# Printing Problems Itunes 11.0.0.163 cd jewel case insert



## Wilcham (Dec 2, 2012)

I just upgraded my Itunes to version 11.0.0.163. I tried to print a cd jewel case insert and the print came out of my Epson CX4800 all bunched up in about a 2 inch square, track listings printing over top of other track listings. This worked perfectly before I upgraded. And yes I upgraded the software/printer drivers, etc. to the latest for Windows Vista home professional, and everything prints perfectly from all of my other programs. Can you help? Thanks.


----------



## mojomadman (Dec 3, 2012)

Same problem using Windows 7 with Brother. Haven't seen a solution anywhere. Hope they put out a fix.


----------



## spkspk (Dec 4, 2012)

I am having this problem, too. Mine is a Canon printer and my operating system is Windows 7, so it is not specific to a printer and it is not an operating system issue.


----------



## CaravanGuy37 (Dec 4, 2012)

Yes!! I am having the exact same problem described by Wilcham. It is most frustrating. I use Windows 8, and my printer is a HP Photosmart c4180. The problem began when I upgraded to iTunes 11. I cannot print a jewel case insert. At first the song list was all smooshed together, and now it comes out blank. I can still print things outside of iTunes. Am wondering if I should just use System Restore and go back to the good old days before iTunes 11. Thanks for your help.


----------



## VIntageMusicGuy (Dec 5, 2012)

Same story. Printed jewel case inserts are bunched up and unreadable. It it apparent that this is a bug in the new release 11 of iTunes. It is also mentioned in the Apple Forum. And it looks like a simple mistake of omitting a carriage return in a subroutine (if that term is still used). It's such an obvious bug for a feature that so many use that doubtless it will be fixed in the next release.


----------



## bayhuntr (Aug 8, 2011)

Same problem with a HP L7650, On two PC's one from the USB connection and the other PC through the network.


----------



## fancydancer (Dec 6, 2012)

Seems that the problem is universal regardless of the OS or printer. I'm using an Epson Photo Stylus R1900. Have two more HPs in the house but no sense in trying them. The problem lies with iTunes 11.


----------



## swrancher (Dec 8, 2012)

Same issue...just downloaded Itunes 11 and after reading your earlier posts...wish I never had!! Is it possible to go back to previous version of Itunes?


----------



## redguyone (Dec 8, 2012)

swrancher said:


> Same issue...just downloaded Itunes 11 and after reading your earlier posts...wish I never had!! Is it possible to go back to previous version of Itunes?

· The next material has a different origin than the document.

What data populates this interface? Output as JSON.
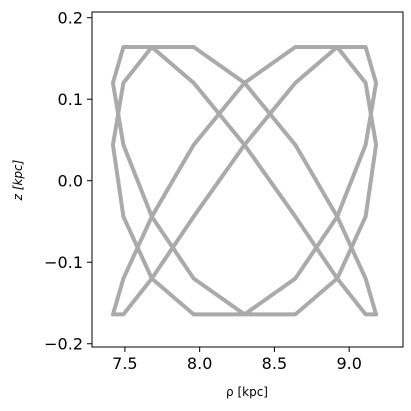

Spoke to Apple Tech this morning-was unaware of the problem-said he'd file a report-am guessing this is going to take time-----don't believe you can retrieve I Tunes 10.0 but if possible would love to know


----------



## Joecroix (Dec 9, 2012)

I have the same problem with a Photosmart C5550. I even changed the printer to Microsoft XPS driver saving directly to the hard drive with the same results. My solution was to print the CD jewel case insert on the Large playlist(black & white), even then the print is small. I wanted a picture on the case insert so I went to the songs Artwork and then pasted the picture in Microsoft Word. I printed the playlist from the XPS driver file and then printed the picture on top of that. This is the only workaround that I used, but it seems that the problem is with Itunes and not the printer.


----------



## princessmaria (Dec 11, 2012)

Yes, have the same problem and its very frustrating & I have regrets of upgrading to iTunes 11. Is there anyway I can restore or re-download the previous iTunes? Please, help-Thank you.


----------



## mojomadman (Dec 3, 2012)

I upgraded to iTunes 11.0.1.12 when I open iTunes today and it solved my jewel case insert problem. Maybe someone at Apple is paying attention after all.


----------



## fancydancer (Dec 6, 2012)

Problem solved. Apple released a fix (they called it a new version of iTunes) a couple of days ago. To correctly print saz jewel case insert 1. Create a new Playlist and move the album to that playlist. Select the playlist, then print. It should print correctly.


----------